I would have spoken to her, but before I could shape my greeting into words that should not seem rude or presumptuous, she had turned and gone, stepping lightly across the brook and vanishing in the maple copse beyond. For no more than ten seconds had I gazed into her face, and the soul of her, the real woman behind the fair outwardness, had looked back into my eyes; but I had never been able to forget it.

When I returned home I questioned my cousins diplomatically as to who she might be. I felt strangely reluctant to do so--it seemed in some way sacrilege; yet only by so doing could I hope to discover her. They could tell me nothing; nor did I meet her again during the remainder of my stay in Croyden, although I never went anywhere without looking for her, and haunted the pine valley daily, in the hope of seeing her again. My disappointment was so bitter that I laughed at myself.

I thought I was a fool to feel thus about a girl I had met for a moment in a chance ramble--a mere child at that, with her hair still hanging in its long glossy schoolgirl braid. But when I remembered her eyes, my wisdom forgave me.

Well, that was ten years ago; in those ten years the memory had, I must confess, grown dimmer. In our busy western life a man had not much time for sentimental recollections. Yet I had never been able to care for another woman. I wanted to; I wanted to marry and settle down. I had come to the time of life when a man wearies of drifting and begins to hanker for a calm anchorage in some snug haven of his own. But, somehow, I shirked the matter. It seemed rather easier to let things slide.

At this stage Peter came west. He was something in a bank, and was as round and jolly as ever; but he had evidently changed his att.i.tude towards girls, for his rooms were full of their photos. They were stuck around everywhere and they were all pretty. Either Peter had excellent taste, or the Croyden photographers knew how to flatter. But there was one on the mantel which attracted my attention especially.

If the photo were to be trusted the girl was quite the prettiest I had ever seen.

"Peter, what pretty girl's picture is this on your mantel?" I called out to Peter, who was in his bedroom, donning evening dress for some function.

"That's my cousin, Marian Lindsay," he answered. "She _is_ rather nice-looking, isn't she. Lives in Croyden now--used to live up the river at Chiselhurst. Didn't you ever chance across her when you were in Croyden?"

"No," I said. "If I had I wouldn't have forgotten her face."

"Well, she'd be only a kid then, of course. She's twenty-six now.

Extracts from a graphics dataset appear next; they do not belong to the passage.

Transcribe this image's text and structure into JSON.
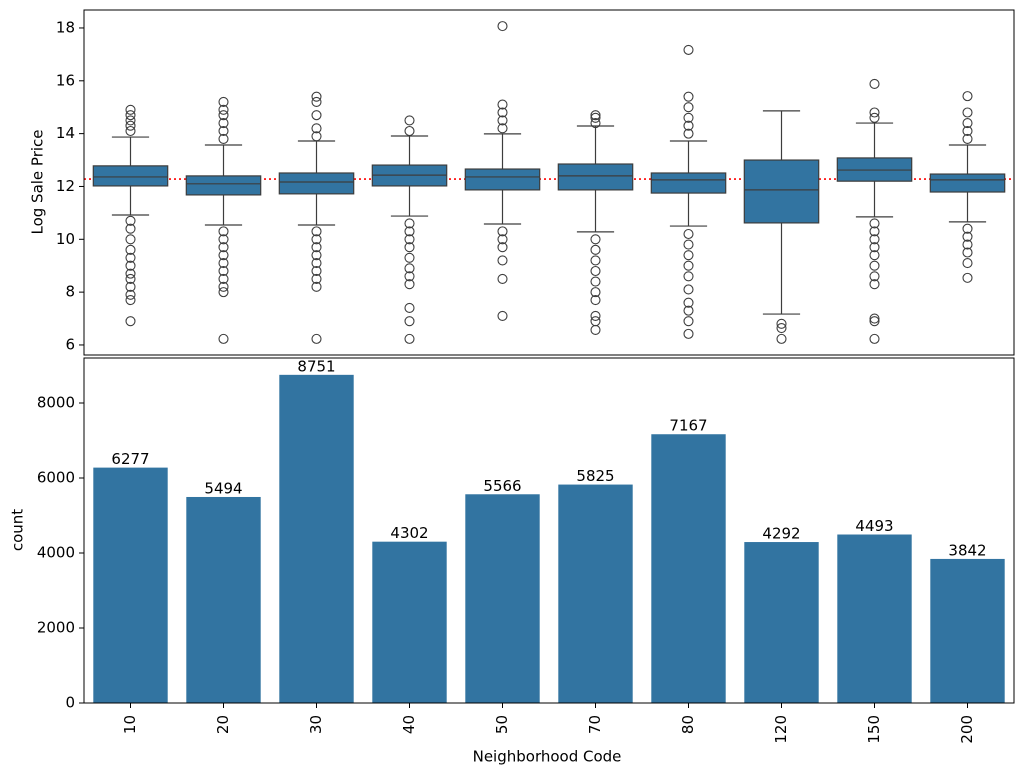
{
  "chart_data": [
    {
      "type": "box",
      "ylabel": "Log Sale Price",
      "color": "#3274a1",
      "ylim": [
        5.62,
        18.68
      ],
      "yticks": [
        6,
        8,
        10,
        12,
        14,
        16,
        18
      ],
      "hline": {
        "value": 12.28,
        "color": "#ff0000"
      },
      "boxes": [
        {
          "whislo": 10.92,
          "q1": 12.02,
          "med": 12.36,
          "q3": 12.78,
          "whishi": 13.87,
          "fliers": [
            14.1,
            14.3,
            14.5,
            14.7,
            14.9,
            10.7,
            10.4,
            10.0,
            9.6,
            9.3,
            9.0,
            8.7,
            8.5,
            8.2,
            7.9,
            7.7,
            6.9
          ]
        },
        {
          "whislo": 10.54,
          "q1": 11.68,
          "med": 12.1,
          "q3": 12.4,
          "whishi": 13.57,
          "fliers": [
            13.8,
            14.1,
            14.4,
            14.7,
            14.9,
            15.2,
            10.3,
            10.0,
            9.7,
            9.4,
            9.1,
            8.8,
            8.5,
            8.2,
            8.0,
            6.23
          ]
        },
        {
          "whislo": 10.54,
          "q1": 11.72,
          "med": 12.17,
          "q3": 12.51,
          "whishi": 13.72,
          "fliers": [
            13.9,
            14.2,
            14.7,
            15.2,
            15.4,
            10.3,
            10.0,
            9.7,
            9.4,
            9.1,
            8.8,
            8.5,
            8.2,
            6.23
          ]
        },
        {
          "whislo": 10.88,
          "q1": 12.02,
          "med": 12.43,
          "q3": 12.81,
          "whishi": 13.91,
          "fliers": [
            14.1,
            14.5,
            10.6,
            10.3,
            10.0,
            9.7,
            9.3,
            8.9,
            8.6,
            8.3,
            7.4,
            6.9,
            6.23
          ]
        },
        {
          "whislo": 10.58,
          "q1": 11.87,
          "med": 12.36,
          "q3": 12.66,
          "whishi": 13.99,
          "fliers": [
            14.2,
            14.5,
            14.8,
            15.1,
            18.07,
            10.3,
            10.0,
            9.7,
            9.2,
            8.5,
            7.1
          ]
        },
        {
          "whislo": 10.28,
          "q1": 11.87,
          "med": 12.4,
          "q3": 12.85,
          "whishi": 14.29,
          "fliers": [
            14.4,
            14.6,
            14.7,
            10.0,
            9.6,
            9.2,
            8.8,
            8.4,
            8.0,
            7.7,
            7.1,
            6.9,
            6.57
          ]
        },
        {
          "whislo": 10.5,
          "q1": 11.75,
          "med": 12.25,
          "q3": 12.51,
          "whishi": 13.72,
          "fliers": [
            14.0,
            14.3,
            14.6,
            15.0,
            15.4,
            17.17,
            10.2,
            9.8,
            9.4,
            9.0,
            8.6,
            8.1,
            7.6,
            7.3,
            6.9,
            6.42
          ]
        },
        {
          "whislo": 7.17,
          "q1": 10.62,
          "med": 11.87,
          "q3": 13.0,
          "whishi": 14.86,
          "fliers": [
            6.8,
            6.64,
            6.23
          ]
        },
        {
          "whislo": 10.85,
          "q1": 12.2,
          "med": 12.62,
          "q3": 13.08,
          "whishi": 14.4,
          "fliers": [
            14.6,
            14.8,
            15.88,
            10.6,
            10.3,
            10.0,
            9.7,
            9.4,
            9.0,
            8.6,
            8.3,
            7.0,
            6.9,
            6.23
          ]
        },
        {
          "whislo": 10.66,
          "q1": 11.79,
          "med": 12.25,
          "q3": 12.47,
          "whishi": 13.57,
          "fliers": [
            13.8,
            14.1,
            14.4,
            14.8,
            15.42,
            10.4,
            10.1,
            9.8,
            9.5,
            9.1,
            8.54
          ]
        }
      ]
    },
    {
      "type": "bar",
      "xlabel": "Neighborhood Code",
      "ylabel": "count",
      "color": "#3274a1",
      "categories": [
        "10",
        "20",
        "30",
        "40",
        "50",
        "70",
        "80",
        "120",
        "150",
        "200"
      ],
      "values": [
        6277,
        5494,
        8751,
        4302,
        5566,
        5825,
        7167,
        4292,
        4493,
        3842
      ],
      "ylim": [
        0,
        9200
      ],
      "yticks": [
        0,
        2000,
        4000,
        6000,
        8000
      ]
    }
  ]
}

Marian is a mighty nice girl, but she's bound to be an old maid. She's got notions--ideals, she calls 'em. All the Croyden fellows have been in love with her at one time or another but they might as well have made up to a statue. Marian really hasn't a spark of feeling or sentiment in her. Her looks are the best part of her, although she's confoundedly clever."

Peter spoke rather squiffily. I suspected that he had been one of the smitten swains himself. I looked at the photo for a few minutes longer, admiring it more every minute and, when I heard Peter coming out, I did an unjustifiable thing--I took that photo and put it in my pocket.

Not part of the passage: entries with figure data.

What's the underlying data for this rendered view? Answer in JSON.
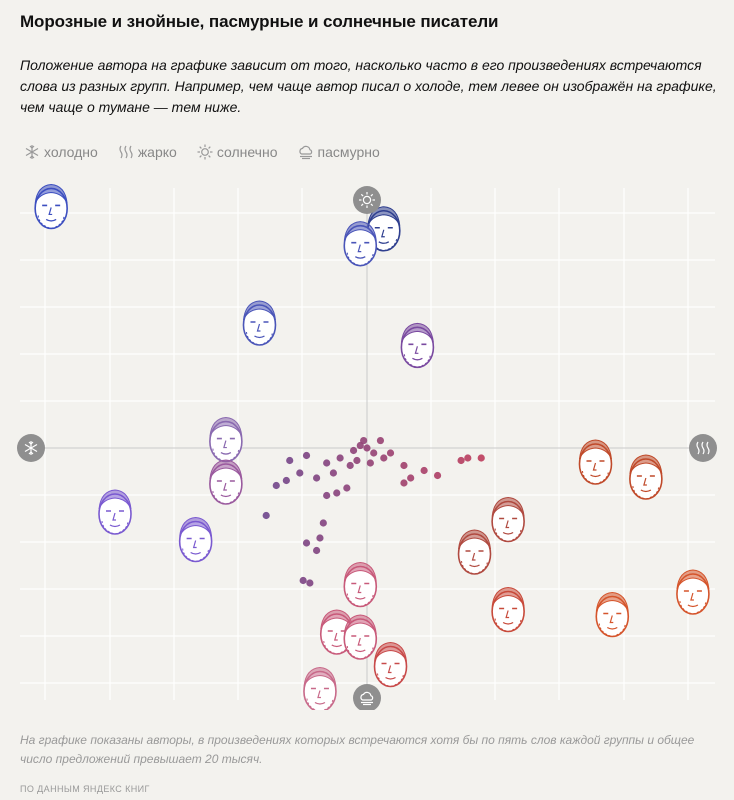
{
  "header": {
    "title": "Морозные и знойные, пасмурные и солнечные писатели",
    "subtitle": "Положение автора на графике зависит от того, насколько часто в его произведениях встречаются слова из разных групп. Например, чем чаще автор писал о холоде, тем левее он изображён на графике, чем чаще о тумане — тем ниже."
  },
  "legend": [
    {
      "label": "холодно",
      "icon": "snowflake-icon"
    },
    {
      "label": "жарко",
      "icon": "heat-waves-icon"
    },
    {
      "label": "солнечно",
      "icon": "sun-icon"
    },
    {
      "label": "пасмурно",
      "icon": "cloud-icon"
    }
  ],
  "footer": {
    "note": "На графике показаны авторы, в произведениях которых встречаются хотя бы по пять слов каждой группы и общее число предложений превышает 20 тысяч.",
    "source": "ПО ДАННЫМ ЯНДЕКС КНИГ"
  },
  "colors": {
    "cold": "#4a5ec4",
    "warm": "#d5552c",
    "mid": "#8a4a9a",
    "grid": "#ffffff",
    "axis_badge": "#8f8f8f"
  },
  "chart_data": {
    "type": "scatter",
    "title": "Морозные и знойные, пасмурные и солнечные писатели",
    "x_axis": {
      "negative": "холодно",
      "positive": "жарко",
      "range": [
        -1,
        1
      ]
    },
    "y_axis": {
      "negative": "пасмурно",
      "positive": "солнечно",
      "range": [
        -1,
        1
      ]
    },
    "grid": true,
    "authors": [
      {
        "x": -0.94,
        "y": 0.97,
        "color": "#3d4fc0"
      },
      {
        "x": 0.05,
        "y": 0.88,
        "color": "#2f3f8f"
      },
      {
        "x": -0.02,
        "y": 0.82,
        "color": "#4a55b8"
      },
      {
        "x": -0.32,
        "y": 0.5,
        "color": "#4a55b8"
      },
      {
        "x": 0.15,
        "y": 0.41,
        "color": "#7a4aa0"
      },
      {
        "x": -0.42,
        "y": 0.03,
        "color": "#8a6ab0"
      },
      {
        "x": -0.42,
        "y": -0.14,
        "color": "#9a5a9e"
      },
      {
        "x": -0.75,
        "y": -0.26,
        "color": "#7a5ad0"
      },
      {
        "x": -0.51,
        "y": -0.37,
        "color": "#7a5ad0"
      },
      {
        "x": 0.68,
        "y": -0.06,
        "color": "#c04a2a"
      },
      {
        "x": 0.83,
        "y": -0.12,
        "color": "#c04a2a"
      },
      {
        "x": 0.42,
        "y": -0.29,
        "color": "#b04a40"
      },
      {
        "x": 0.32,
        "y": -0.42,
        "color": "#b04a40"
      },
      {
        "x": 0.97,
        "y": -0.58,
        "color": "#d5552c"
      },
      {
        "x": 0.73,
        "y": -0.67,
        "color": "#d5552c"
      },
      {
        "x": 0.42,
        "y": -0.65,
        "color": "#c84a3a"
      },
      {
        "x": -0.02,
        "y": -0.55,
        "color": "#c85a7a"
      },
      {
        "x": -0.09,
        "y": -0.74,
        "color": "#c85a7a"
      },
      {
        "x": -0.02,
        "y": -0.76,
        "color": "#c85a7a"
      },
      {
        "x": 0.07,
        "y": -0.87,
        "color": "#c84a4a"
      },
      {
        "x": -0.14,
        "y": -0.97,
        "color": "#c86a8a"
      }
    ],
    "points": [
      {
        "x": -0.02,
        "y": 0.01
      },
      {
        "x": 0.0,
        "y": 0.0
      },
      {
        "x": -0.04,
        "y": -0.01
      },
      {
        "x": 0.02,
        "y": -0.02
      },
      {
        "x": -0.03,
        "y": -0.05
      },
      {
        "x": 0.01,
        "y": -0.06
      },
      {
        "x": -0.05,
        "y": -0.07
      },
      {
        "x": -0.08,
        "y": -0.04
      },
      {
        "x": -0.12,
        "y": -0.06
      },
      {
        "x": 0.04,
        "y": 0.03
      },
      {
        "x": -0.01,
        "y": 0.03
      },
      {
        "x": 0.05,
        "y": -0.04
      },
      {
        "x": 0.11,
        "y": -0.07
      },
      {
        "x": 0.17,
        "y": -0.09
      },
      {
        "x": 0.13,
        "y": -0.12
      },
      {
        "x": 0.21,
        "y": -0.11
      },
      {
        "x": 0.28,
        "y": -0.05
      },
      {
        "x": 0.3,
        "y": -0.04
      },
      {
        "x": 0.34,
        "y": -0.04
      },
      {
        "x": 0.11,
        "y": -0.14
      },
      {
        "x": -0.18,
        "y": -0.03
      },
      {
        "x": -0.23,
        "y": -0.05
      },
      {
        "x": -0.2,
        "y": -0.1
      },
      {
        "x": -0.24,
        "y": -0.13
      },
      {
        "x": -0.27,
        "y": -0.15
      },
      {
        "x": -0.15,
        "y": -0.12
      },
      {
        "x": -0.1,
        "y": -0.1
      },
      {
        "x": -0.06,
        "y": -0.16
      },
      {
        "x": -0.09,
        "y": -0.18
      },
      {
        "x": -0.12,
        "y": -0.19
      },
      {
        "x": -0.3,
        "y": -0.27
      },
      {
        "x": -0.13,
        "y": -0.3
      },
      {
        "x": -0.14,
        "y": -0.36
      },
      {
        "x": -0.18,
        "y": -0.38
      },
      {
        "x": -0.15,
        "y": -0.41
      },
      {
        "x": -0.19,
        "y": -0.53
      },
      {
        "x": -0.17,
        "y": -0.54
      },
      {
        "x": 0.07,
        "y": -0.02
      }
    ]
  }
}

I expected Peter would make a fuss when he missed it, but that very night the house in which he lived was burned to the ground. Peter escaped with the most important of his goods and chattels, but all the counterfeit presentments of his dear divinities went up in smoke. If he ever thought particularly of Marian Lindsay's photograph he must have supposed that it shared the fate of the others.

As for me, I propped my ill-gotten treasure up on my mantel and worshipped it for a fortnight. At the end of that time I went boldly to Peter and told him I wanted him to introduce me by letter to his dear cousin and ask her to agree to a friendly correspondence with me.